Dei quattro terremoti, il più profondo (24 chilometri) è quello avvenuto alle 12,24 nelle Marche, a Folignano, in provincia di Ascoli Piceno, e la cui magnitudo è stata ricalcolata in 3,9. Vengono subito in mente i terremoti tipici dell’Appennino, ma questo è un sisma diverso: “è localizzato lungo la costa delle Marche, in una fascia esterna che ha una sua sismicità”, ha detto l’esperto. Si trova infatti in una zona compresa fra l’Appennino e la fascia esterna lungo la costa delle Marche, che una sismicità di tipo diverso. “Il terremoto è stato generato da un meccanismo trascorrente, ossia dallo scorrimento laterale si strutture profonde”, mentre i terremoti appenninici sono di tipo distensivo e generati da strutture più superficiali.
Ha delle sue peculiarità anche il terremoto di magnitudo 4.1 avvenuto in Liguria, a Bargagli (Genova). “E’ una zona non molto sismica e nella quale non si sono rilevati storicamente terremoti troppo forti”. Anche in questo caso il meccanismo è diverso da quello tipico dei terremoti dell’Appennino: “è infatti di tipo compressivo – ha detto Meletti – perché questa zona della Liguria è nell’area di congiunzione fra l’Appenino a Est e l’arco alpino a Ovest”. I sismi più forti avvenuti in passato in questa zona hanno avuto una magnitudo fra 4 e 5.
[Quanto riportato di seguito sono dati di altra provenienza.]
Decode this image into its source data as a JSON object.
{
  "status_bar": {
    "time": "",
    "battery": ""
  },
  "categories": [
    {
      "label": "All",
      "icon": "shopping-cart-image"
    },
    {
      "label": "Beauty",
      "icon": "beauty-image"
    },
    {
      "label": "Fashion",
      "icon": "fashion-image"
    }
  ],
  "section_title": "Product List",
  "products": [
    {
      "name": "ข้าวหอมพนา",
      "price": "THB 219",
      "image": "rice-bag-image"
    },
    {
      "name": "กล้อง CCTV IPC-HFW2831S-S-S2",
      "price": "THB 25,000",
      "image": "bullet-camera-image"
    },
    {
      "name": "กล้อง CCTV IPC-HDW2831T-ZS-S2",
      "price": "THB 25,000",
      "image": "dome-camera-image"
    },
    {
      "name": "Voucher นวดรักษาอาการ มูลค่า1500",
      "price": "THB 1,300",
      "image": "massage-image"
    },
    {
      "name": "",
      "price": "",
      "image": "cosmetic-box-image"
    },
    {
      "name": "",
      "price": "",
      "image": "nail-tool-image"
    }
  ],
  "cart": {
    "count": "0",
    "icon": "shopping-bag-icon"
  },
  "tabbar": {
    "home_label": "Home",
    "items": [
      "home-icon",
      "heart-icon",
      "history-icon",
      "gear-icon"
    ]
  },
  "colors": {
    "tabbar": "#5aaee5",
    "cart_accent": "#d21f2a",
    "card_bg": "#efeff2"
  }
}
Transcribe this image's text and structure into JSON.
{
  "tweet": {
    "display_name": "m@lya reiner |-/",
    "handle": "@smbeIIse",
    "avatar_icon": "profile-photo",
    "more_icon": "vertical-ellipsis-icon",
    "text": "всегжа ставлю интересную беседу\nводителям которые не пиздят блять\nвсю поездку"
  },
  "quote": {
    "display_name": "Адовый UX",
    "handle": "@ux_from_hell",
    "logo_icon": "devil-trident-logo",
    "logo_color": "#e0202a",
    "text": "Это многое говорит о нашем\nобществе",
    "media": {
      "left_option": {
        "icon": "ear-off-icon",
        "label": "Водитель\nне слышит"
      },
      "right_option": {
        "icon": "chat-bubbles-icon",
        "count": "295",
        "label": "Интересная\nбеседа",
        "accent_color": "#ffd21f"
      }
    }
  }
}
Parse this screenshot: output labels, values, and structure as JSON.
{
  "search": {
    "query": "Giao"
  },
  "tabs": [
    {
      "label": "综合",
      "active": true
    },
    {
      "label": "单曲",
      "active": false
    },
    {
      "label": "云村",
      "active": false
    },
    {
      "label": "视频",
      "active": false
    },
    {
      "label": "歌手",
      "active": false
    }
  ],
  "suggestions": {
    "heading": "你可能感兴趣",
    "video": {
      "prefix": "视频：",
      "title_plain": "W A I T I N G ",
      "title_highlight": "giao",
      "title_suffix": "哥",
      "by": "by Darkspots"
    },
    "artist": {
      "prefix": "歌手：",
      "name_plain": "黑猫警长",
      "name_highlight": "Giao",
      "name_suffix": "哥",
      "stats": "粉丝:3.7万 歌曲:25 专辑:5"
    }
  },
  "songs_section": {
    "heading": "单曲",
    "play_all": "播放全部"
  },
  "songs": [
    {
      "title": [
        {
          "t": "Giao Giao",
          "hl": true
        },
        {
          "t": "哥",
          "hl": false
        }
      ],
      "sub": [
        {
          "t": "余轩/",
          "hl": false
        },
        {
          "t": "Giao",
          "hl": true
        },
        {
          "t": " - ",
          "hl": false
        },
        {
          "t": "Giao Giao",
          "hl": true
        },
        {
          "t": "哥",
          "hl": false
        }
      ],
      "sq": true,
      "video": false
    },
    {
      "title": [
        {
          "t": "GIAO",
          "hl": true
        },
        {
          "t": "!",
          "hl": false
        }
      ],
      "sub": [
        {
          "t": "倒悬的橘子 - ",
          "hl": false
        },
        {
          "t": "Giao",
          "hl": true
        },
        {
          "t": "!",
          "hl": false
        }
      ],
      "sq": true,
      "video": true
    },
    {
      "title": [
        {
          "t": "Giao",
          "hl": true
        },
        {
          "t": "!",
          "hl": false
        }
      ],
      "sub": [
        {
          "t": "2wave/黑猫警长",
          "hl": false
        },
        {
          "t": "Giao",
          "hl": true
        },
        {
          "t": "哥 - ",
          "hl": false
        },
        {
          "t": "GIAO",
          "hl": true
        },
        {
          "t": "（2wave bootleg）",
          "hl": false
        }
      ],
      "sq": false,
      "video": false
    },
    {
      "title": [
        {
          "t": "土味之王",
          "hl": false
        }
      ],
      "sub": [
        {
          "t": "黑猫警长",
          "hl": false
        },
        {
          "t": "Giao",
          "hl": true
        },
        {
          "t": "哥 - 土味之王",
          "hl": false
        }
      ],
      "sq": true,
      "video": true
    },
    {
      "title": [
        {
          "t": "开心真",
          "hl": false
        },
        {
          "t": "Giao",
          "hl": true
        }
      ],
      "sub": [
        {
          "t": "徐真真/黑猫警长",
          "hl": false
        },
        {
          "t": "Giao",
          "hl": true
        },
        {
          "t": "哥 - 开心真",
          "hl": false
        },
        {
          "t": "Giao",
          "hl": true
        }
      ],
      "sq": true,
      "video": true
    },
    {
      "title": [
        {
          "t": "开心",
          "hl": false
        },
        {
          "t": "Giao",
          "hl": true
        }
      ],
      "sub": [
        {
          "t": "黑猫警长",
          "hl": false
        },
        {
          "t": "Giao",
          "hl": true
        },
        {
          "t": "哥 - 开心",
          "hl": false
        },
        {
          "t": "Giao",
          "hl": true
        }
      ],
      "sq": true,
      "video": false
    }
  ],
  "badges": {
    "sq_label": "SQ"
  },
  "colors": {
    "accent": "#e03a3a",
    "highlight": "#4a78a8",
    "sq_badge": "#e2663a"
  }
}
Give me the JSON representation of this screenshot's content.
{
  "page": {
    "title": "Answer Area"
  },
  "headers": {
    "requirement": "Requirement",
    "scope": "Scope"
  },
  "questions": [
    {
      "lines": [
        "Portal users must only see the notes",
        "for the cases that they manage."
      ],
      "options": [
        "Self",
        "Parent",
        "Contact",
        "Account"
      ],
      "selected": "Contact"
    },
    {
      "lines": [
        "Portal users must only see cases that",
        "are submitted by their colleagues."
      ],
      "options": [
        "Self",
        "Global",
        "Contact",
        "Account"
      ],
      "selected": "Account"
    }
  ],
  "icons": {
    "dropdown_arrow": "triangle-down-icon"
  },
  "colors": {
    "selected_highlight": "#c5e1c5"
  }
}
Anche il terremoto di magnitudo 3,6 in Sicilia, a Paternò (Catania), ha caratteristiche particolari: sebbene sia avvenuto nell’area dell’Etna, è stato generato da un meccanismo indipendente dal vulcano e legato a faglie che si trovano nella zona. “Paternò si trova in una zona alle pendici dell’Etna nella quale si sta rilevando una sismicità frequente da qualche settimana. Per questo – ha aggiunto il sismologo – non deve sorprendere”. A generare il terremoto “potrebbero essere state faglie sismogenetiche importanti che si trovano a Sud dell’Etna e indipendenti dall’attività del vulcano”.
Potrebbe invece essere un tipico terremoto dell’Appennino quello di magnitudo 3,8 avvenuto a Pievepelago (Modena), “sul crinale fra l’Emilia e la Garfagnana, una zona sismica ben conosciuta e della quale, purtroppo sappiano che ha una sismicità frequente”.